Adamlığını oturduğu koltuğa borçlulara gelsin bu ayki yazımız. Aslında çevrenizde hiç de yabancı olmadıklarınızdır bunlar. Onlara bahşedilen koltukları sayesinde kendilerini “bir şey” sanarlar. Oysaki gördükleri hürmet ve saygı sadece o makamadır.
Milletimiz makamlara her daim saygılı olmuştur, işgal edeni hak etmese bile. Lakin her işgal bir sürece tabidir. Makamını hak edenle etmeyenin ayrışmasını sağlar bu sürenin bitişi. Makamı hakkı ile dolduranlar, süresi bitse de hep güzel yad edilir. Makamı işgal edenlerin ise süre sonunda suratına dahi bakılmaz. 12 yıllık dergi yayıncılığı ve daha önceki işlerimin de verdiği tecrübeler sayesinde sayısız müdür, genel müdür, daire başkanları, belediye başkanları ve hatta bakanlar ile görüşme fırsatım oldu. Görüşme imkanı bulduklarım içerisinde bulunduğu makamı hakkıyla yönetenler olsa da, maalesef çok fazlası sadece işgal ediyordu. Belki de bu ülkenin en yegane sorunu işte bu tabanda başlıyor!

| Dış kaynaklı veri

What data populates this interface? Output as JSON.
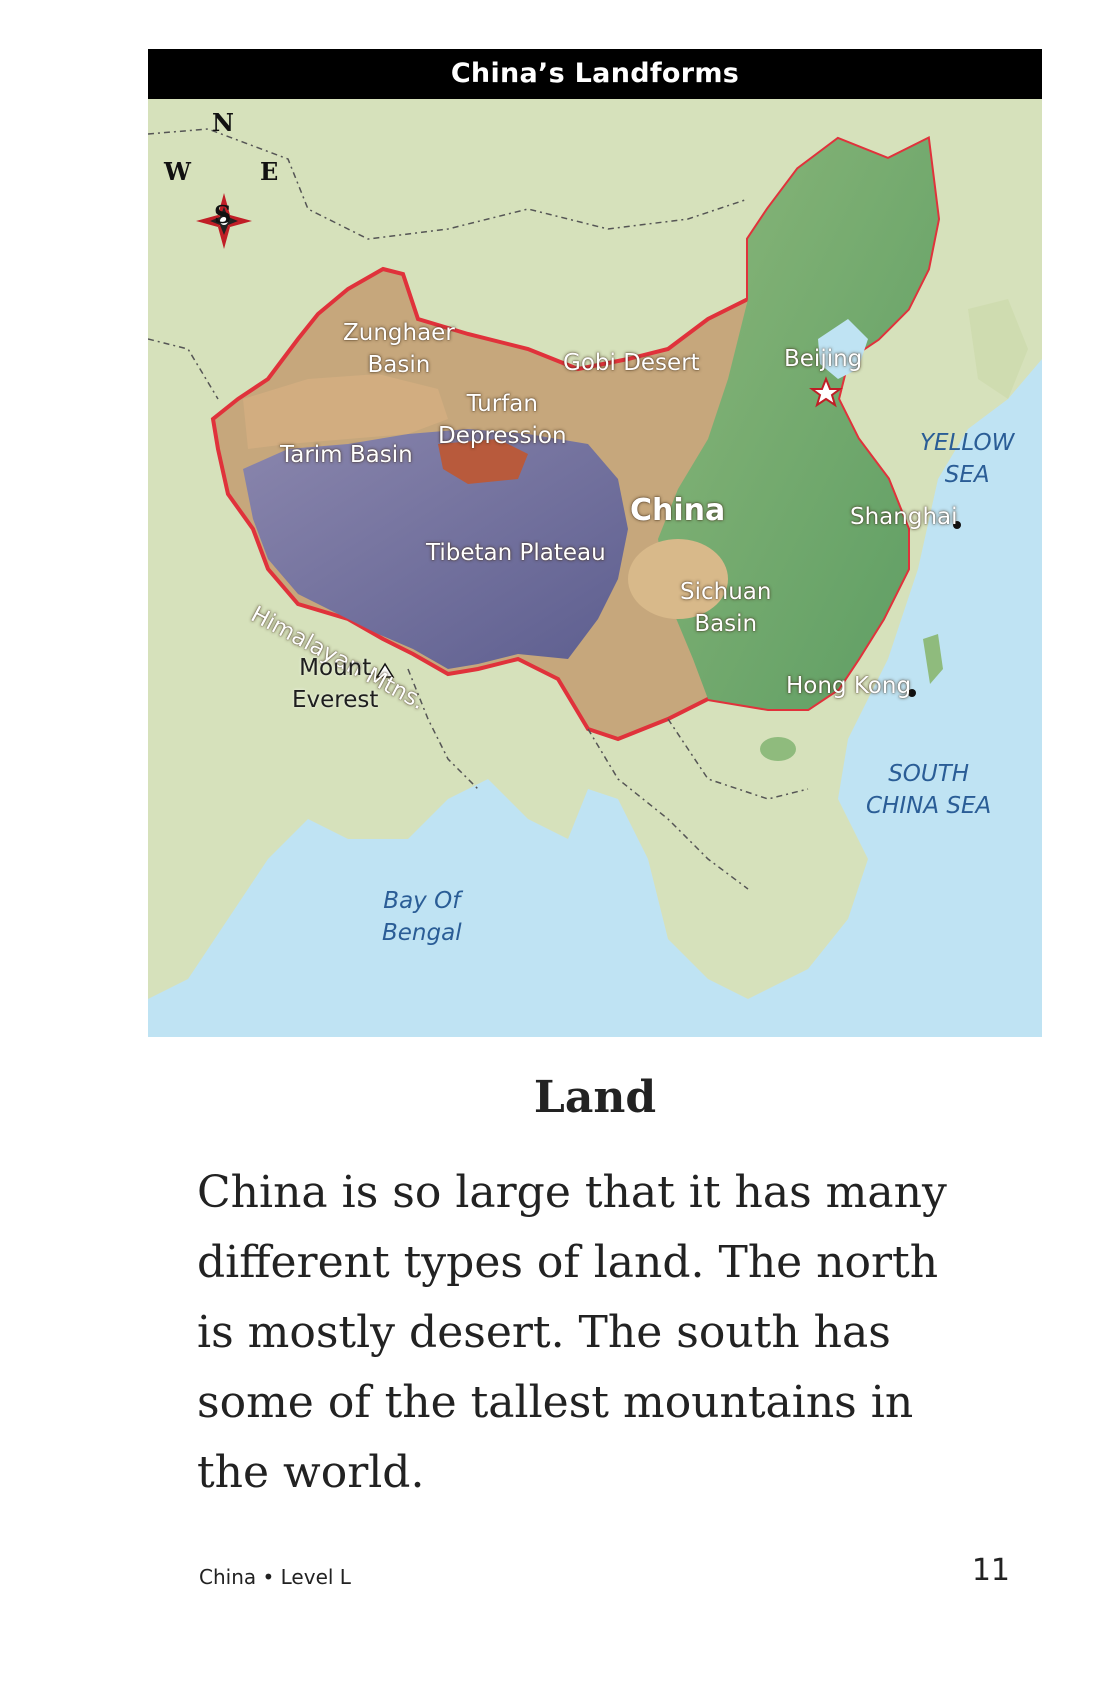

Onlara acıyorum, yazık! Geleceği göremeyecek kadar acizler. Koltuklarına kurulup koltukları kabaran o zavallıların geleceğini gördükçe acımaktan başka ne yapabilirim ki maalesef. Gün gelecek kendilerinden önce o makamı bırakanlar gibi, sürelerinin sonuna gelecekler. İşte o günden sonra asıl ne olduklarını öğrenecekler.
En büyük zenginliktir, ardından güzel sözler duyacağın bir insan olmak. Ve en çok makamı sonrasında dahi hürmet gören insanlara gıpta ediyorum. Ne güzel insanlardır onlar, çünkü onlar asla etiketlerine kanmamışlardır.